My seasonal forecast for RAD suggests a fair price of $3.15, a predicted return of less than 1%. However, revenues remain unstable, I wouldn't stand behind that one. The R^2 on the best of six regressions is 0.013 (98.7% of scatter is unaccounted for)
You mentioned Dollar Tree, which fits a seasonally adjusted regression model with R^2 = 0.987 (1.3% of the scatter is unaccounted for.) That means I can predict next quarter's revenue to within a few percent. In the last three years, my largest error was 6%, and they beat my estimate.
Now on to Generac - Revenue growing, fairly predictably, at 30% over the last four years. Net Margins in the 8-12% range over the last four quarters.

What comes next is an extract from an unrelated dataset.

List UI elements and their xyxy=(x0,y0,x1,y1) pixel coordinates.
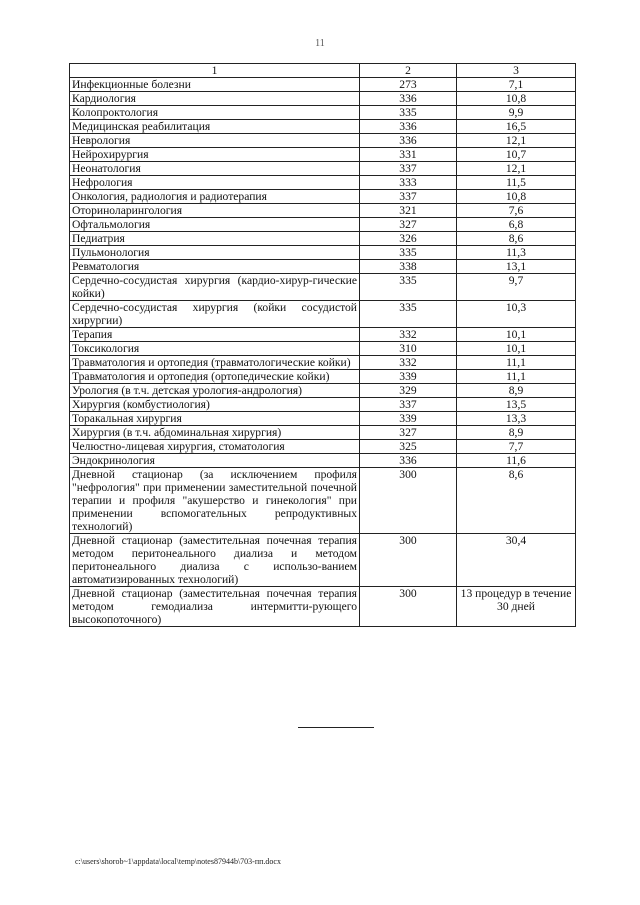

Current fair price estimate is $115, a predicted return of more than 100%.
I only actually buy stocks with revenues that fit my regression with an R^2 of more than 90%, and then only when they're selling for less than 50% of what the forecast estimates they are worth. So I don't actually have any GNRC, though I'm watching closely.
My current buy list includes:
AAPL, CSCO, DDD, EZPW, SAVE
BIDU, DLTR, JAZZ, MDCO
All I can say about RAD is I've had my core holding since 2009, and my cost is .37, so I am a happy camper. Hoping for 5.00 - 7.00 over next 2 years. Management change last year has driven return to profitability. I like your approach of finding underpriced growth stories.
photocat, charts are fiction? only if you don't understand them. they are based on quantified data and are a great tool. that is why they are so prevalent. your comment is moronic. i think i know who you are. you have changed your identity but not your style. sad.